Il provvedimento, presentato dal consigliere capitolino Paolo Ferrara, impegna il Sindaco a inserire una disciplina specifica nella prossima ordinanza balneare del 1° maggio
Alle 7:30 del mattino sono già lì, muta infilata e tavola sotto il braccio, in attesa della raffica di vento giusta. Fino a ieri, però, i surfisti romani vivevano in un limbo normativo: il Codice della Navigazione impone gli sport acquatici a 200 metri dalla riva, mentre le onde “buone” si cavalcano a meno di 50 metri.
Un paradosso che, con l’arrivo dell’estate e della folla di bagnanti, rendeva la pratica quasi impossibile o rischiosa.
L’Assemblea Capitolina ha deciso di rompere gli indugi votando un provvedimento, presentato dal consigliere Paolo Ferrara, che impegna il Sindaco a inserire una disciplina specifica nella prossima ordinanza balneare del 1° maggio.
Roma diventa così la “capitale apripista” in Italia, colmando un vuoto normativo per una disciplina che, dai Giochi di Tokyo, è ufficialmente entrata nel firmamento olimpico.
Il provvedimento non si limiterà a permettere il surf, ma lo organizzerà in modo strutturato per garantire la sicurezza di tutti:
Zone Dedicate: I bagnini avranno il compito di individuare aree specifiche per il surf, separandole nettamente dagli spazi destinati ai bagnanti.
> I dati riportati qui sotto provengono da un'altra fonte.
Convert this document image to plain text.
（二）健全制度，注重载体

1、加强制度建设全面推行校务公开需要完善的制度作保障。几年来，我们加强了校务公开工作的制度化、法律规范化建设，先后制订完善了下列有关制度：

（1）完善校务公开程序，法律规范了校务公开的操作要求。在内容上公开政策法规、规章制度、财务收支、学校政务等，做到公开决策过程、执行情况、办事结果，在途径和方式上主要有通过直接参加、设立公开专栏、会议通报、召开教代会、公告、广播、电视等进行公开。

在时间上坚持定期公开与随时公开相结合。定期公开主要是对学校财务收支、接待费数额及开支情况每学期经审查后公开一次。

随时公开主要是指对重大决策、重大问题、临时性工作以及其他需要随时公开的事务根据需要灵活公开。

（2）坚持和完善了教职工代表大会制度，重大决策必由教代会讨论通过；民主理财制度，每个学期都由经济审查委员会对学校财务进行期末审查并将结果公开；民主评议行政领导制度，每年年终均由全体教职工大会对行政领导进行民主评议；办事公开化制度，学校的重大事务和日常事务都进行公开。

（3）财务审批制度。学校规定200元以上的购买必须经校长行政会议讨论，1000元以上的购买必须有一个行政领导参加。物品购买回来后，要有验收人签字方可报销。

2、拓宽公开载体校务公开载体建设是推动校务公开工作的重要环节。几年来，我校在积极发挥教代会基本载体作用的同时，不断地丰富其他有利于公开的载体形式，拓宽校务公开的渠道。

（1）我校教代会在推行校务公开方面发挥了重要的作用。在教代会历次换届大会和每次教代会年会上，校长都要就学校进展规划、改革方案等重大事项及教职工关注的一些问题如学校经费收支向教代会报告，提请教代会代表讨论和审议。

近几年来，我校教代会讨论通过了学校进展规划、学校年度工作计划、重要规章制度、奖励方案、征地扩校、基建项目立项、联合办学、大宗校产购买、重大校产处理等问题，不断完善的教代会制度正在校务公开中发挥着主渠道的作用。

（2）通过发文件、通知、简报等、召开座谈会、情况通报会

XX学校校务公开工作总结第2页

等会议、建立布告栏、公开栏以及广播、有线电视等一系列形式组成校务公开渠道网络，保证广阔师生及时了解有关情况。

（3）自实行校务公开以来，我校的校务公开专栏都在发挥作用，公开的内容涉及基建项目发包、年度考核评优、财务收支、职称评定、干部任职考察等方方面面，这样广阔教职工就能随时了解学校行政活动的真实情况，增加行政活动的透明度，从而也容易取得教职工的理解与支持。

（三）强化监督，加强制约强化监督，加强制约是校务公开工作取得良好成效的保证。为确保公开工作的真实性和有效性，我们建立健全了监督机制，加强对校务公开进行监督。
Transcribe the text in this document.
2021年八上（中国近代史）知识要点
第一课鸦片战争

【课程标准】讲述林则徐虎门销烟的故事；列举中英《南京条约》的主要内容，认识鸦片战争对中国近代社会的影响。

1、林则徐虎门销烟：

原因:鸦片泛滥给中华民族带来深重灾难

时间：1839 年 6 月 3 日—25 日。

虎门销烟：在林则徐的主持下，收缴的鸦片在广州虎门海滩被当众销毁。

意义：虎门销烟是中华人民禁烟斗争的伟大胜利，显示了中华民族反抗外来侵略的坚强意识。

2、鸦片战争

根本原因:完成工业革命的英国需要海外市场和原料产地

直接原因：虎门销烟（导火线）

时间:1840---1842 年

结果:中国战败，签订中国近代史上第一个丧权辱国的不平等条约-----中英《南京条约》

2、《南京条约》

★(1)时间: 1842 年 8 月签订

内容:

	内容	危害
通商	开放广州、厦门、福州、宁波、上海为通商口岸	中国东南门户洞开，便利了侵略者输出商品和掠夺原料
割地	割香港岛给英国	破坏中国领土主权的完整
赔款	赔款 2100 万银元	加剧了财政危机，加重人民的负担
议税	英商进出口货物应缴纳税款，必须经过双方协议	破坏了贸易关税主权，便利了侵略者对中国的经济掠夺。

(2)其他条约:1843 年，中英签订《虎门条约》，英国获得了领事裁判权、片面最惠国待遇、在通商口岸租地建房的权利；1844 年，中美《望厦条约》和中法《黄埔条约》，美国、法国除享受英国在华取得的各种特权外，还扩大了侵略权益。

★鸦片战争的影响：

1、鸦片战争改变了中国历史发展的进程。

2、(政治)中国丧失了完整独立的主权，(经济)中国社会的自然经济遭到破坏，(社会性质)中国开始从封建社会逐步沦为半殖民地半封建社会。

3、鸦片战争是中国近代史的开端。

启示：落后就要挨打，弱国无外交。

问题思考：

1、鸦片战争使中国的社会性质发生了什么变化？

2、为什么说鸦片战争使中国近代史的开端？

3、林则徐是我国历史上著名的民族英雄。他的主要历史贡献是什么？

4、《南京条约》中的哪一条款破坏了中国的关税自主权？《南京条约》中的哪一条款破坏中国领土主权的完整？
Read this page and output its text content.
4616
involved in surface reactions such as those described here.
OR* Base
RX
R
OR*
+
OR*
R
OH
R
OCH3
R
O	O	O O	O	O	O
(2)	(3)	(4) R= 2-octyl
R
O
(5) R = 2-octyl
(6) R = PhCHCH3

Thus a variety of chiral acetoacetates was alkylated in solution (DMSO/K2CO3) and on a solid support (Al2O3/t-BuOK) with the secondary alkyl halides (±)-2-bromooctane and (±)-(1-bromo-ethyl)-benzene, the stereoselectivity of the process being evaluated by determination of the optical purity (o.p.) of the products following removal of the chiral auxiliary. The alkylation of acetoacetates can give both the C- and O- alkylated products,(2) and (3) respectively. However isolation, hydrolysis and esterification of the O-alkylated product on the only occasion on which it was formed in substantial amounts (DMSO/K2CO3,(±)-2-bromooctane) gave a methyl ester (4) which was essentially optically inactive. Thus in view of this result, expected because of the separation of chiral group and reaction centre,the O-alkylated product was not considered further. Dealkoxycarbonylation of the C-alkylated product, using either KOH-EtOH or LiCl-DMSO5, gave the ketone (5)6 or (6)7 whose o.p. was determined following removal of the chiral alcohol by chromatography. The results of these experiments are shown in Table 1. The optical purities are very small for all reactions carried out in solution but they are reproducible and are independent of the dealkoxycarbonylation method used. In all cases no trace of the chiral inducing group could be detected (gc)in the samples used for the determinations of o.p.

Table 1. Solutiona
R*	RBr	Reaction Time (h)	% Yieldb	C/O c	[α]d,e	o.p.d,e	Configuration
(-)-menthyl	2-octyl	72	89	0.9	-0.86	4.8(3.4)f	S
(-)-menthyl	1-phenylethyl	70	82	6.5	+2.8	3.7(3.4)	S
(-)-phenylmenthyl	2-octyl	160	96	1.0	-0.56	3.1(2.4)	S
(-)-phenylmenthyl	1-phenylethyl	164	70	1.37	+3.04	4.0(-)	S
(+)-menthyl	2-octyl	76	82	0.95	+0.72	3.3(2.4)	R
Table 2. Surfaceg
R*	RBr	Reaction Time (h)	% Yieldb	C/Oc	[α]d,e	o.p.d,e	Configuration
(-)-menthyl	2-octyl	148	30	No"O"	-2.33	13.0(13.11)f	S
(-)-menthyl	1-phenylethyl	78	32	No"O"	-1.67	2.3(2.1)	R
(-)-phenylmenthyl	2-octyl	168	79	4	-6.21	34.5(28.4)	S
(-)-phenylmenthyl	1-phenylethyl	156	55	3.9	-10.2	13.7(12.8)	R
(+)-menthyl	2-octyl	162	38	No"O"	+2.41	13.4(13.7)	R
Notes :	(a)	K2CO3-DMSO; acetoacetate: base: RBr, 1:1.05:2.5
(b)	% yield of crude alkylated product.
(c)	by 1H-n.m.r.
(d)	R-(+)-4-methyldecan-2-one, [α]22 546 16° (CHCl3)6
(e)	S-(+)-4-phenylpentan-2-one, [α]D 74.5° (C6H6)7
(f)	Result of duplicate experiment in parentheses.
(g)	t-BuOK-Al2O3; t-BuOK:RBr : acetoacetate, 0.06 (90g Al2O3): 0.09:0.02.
Scuole e Federazioni: Le associazioni iscritte alla Fissw (Federazione Italiana Surfing, Sci Nautico e Wakeboard) avranno corsie preferenziali per la formazione sportiva.
Gazebo Removibili: Sulle spiagge libere sarà consentita l’installazione di strutture temporanee per il deposito delle attrezzature e il coordinamento delle scuole.
«Il surf è uno sport olimpico e un linguaggio per parlare ai giovani», ha commentato Paolo Ferrara. «Distinguiamo gli spazi come avviene nelle grandi capitali europee, garantendo sicurezza e opportunità».
Sulla stessa linea Nando Bonessio, presidente della Commissione Sport: «Roma si candida a essere un’amministrazione lungimirante, regolando il litorale per tutto l’anno e non solo nei mesi caldi».
In un lungomare di Ostia che punta alla sostenibilità e al rilancio turistico, il surf non è più solo un hobby per pochi temerari invernali, ma un pilastro della nuova economia del mare.
La sfida ora passa ai balneari e ai bagnini: trasformare la teoria in pratica prima che arrivi la prima vera ondata di calore.